É lógico que o assunto é cheio de mitos e é difícil ter certeza o que realmente é verdade. Cristina conta que, reza a lenda, um grupo de alunos fez uma festa enorme de casamento com dois noivos fantasiados e na hora de pagar, dá-lhe ofício! É demais, né.

Exageros a parte, fazer Pindura está cada vez mais difícil, o que faz surgirem outras três variações da modalidade:

A Pindura Diplomática, autorizada. Fica tudo combinado em uma ligação prévia: número de pessoas, horário, os pratos e o que vai ser pago (geralmente paga-se o serviço e as bebidas , e não pode bebida alcoólica). Depois tem o outro extremo: A Pindura Famigerada. O povo come muito e larga o ofício em cima da mesa e sai correndo. Não parece muito compassada com a tradição...

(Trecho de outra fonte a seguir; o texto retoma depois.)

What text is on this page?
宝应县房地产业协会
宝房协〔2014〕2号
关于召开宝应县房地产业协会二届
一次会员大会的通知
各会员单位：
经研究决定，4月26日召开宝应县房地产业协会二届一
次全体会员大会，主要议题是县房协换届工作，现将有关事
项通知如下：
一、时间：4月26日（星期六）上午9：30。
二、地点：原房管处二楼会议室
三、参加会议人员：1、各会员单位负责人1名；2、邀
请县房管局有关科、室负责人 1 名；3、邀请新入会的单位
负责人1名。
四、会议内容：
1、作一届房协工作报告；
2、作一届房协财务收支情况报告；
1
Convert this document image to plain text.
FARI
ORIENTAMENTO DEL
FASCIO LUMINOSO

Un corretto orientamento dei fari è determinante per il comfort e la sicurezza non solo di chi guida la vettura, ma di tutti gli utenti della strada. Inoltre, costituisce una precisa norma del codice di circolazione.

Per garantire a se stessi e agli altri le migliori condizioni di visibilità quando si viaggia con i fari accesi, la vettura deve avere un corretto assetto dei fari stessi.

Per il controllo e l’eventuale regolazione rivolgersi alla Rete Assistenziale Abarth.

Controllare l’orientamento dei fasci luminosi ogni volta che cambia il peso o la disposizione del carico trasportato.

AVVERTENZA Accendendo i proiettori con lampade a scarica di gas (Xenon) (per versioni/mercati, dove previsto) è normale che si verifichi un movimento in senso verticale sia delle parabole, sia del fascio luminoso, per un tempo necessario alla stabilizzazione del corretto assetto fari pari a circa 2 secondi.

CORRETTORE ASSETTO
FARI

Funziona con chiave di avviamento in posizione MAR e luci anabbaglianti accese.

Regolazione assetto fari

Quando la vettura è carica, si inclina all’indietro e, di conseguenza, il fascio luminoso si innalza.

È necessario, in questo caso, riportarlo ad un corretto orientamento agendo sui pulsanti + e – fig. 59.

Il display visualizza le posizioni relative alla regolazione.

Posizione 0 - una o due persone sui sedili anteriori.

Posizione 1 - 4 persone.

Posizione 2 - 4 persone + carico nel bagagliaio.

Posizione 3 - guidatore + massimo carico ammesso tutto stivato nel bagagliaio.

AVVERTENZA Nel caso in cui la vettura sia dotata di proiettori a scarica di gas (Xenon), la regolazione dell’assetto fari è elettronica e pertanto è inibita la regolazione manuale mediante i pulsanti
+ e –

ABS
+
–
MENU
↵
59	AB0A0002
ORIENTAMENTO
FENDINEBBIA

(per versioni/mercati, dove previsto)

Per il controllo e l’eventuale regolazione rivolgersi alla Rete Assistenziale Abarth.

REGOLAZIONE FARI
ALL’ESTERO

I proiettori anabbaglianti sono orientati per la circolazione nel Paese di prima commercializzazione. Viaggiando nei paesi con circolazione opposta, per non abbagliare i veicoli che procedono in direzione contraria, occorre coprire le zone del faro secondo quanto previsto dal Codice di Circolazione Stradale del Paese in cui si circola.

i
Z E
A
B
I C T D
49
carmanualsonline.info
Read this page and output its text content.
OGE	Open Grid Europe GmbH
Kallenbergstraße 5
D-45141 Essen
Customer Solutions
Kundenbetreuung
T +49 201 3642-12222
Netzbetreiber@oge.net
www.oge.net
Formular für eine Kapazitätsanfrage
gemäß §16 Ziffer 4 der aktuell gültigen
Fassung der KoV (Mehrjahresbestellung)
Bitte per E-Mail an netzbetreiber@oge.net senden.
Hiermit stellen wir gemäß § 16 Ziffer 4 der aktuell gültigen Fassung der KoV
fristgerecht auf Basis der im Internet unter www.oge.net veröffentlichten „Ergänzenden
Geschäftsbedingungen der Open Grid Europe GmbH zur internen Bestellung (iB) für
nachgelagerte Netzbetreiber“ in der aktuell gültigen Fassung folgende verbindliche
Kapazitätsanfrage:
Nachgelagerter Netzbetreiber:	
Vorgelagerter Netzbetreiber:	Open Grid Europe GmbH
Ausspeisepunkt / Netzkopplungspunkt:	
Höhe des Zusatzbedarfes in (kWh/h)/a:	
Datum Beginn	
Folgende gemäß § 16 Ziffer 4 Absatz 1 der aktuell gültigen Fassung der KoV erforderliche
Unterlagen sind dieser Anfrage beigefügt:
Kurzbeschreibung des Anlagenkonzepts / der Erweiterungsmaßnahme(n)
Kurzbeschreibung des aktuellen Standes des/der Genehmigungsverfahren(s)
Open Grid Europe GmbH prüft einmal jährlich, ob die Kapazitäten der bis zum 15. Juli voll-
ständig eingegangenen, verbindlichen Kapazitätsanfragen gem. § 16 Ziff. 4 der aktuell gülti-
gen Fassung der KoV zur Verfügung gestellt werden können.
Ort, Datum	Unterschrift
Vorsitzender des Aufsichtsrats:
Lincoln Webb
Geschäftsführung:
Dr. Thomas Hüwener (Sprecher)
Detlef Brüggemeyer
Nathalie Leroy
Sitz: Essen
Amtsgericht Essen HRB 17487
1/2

E para passar um pano e mostrar que os centros acadêmicos estão cumprindo o seu papel de pensar e se preocupar com a inserção política e social, o C.A. XI de Agosto, da Faculdade São Francisco, fez em 2001 a Pindura Social, onde quem comia eram as pessoas necessitadas. Em vez de dar um prato aos alunos, ao restaurantes eram convidados a ajudar em mega sopão para esquentar a barriga dos moradores de rua. Uma boa pedida, não?

 
At quarta-feira, agosto 13, 2008, Anonymous Anônimo said...

vai estudar história antes de escrever bobagens. Vc deve ser, no mínimo, um ser que sonha em fazer Direito na USP, mas não tem capacidade para tal.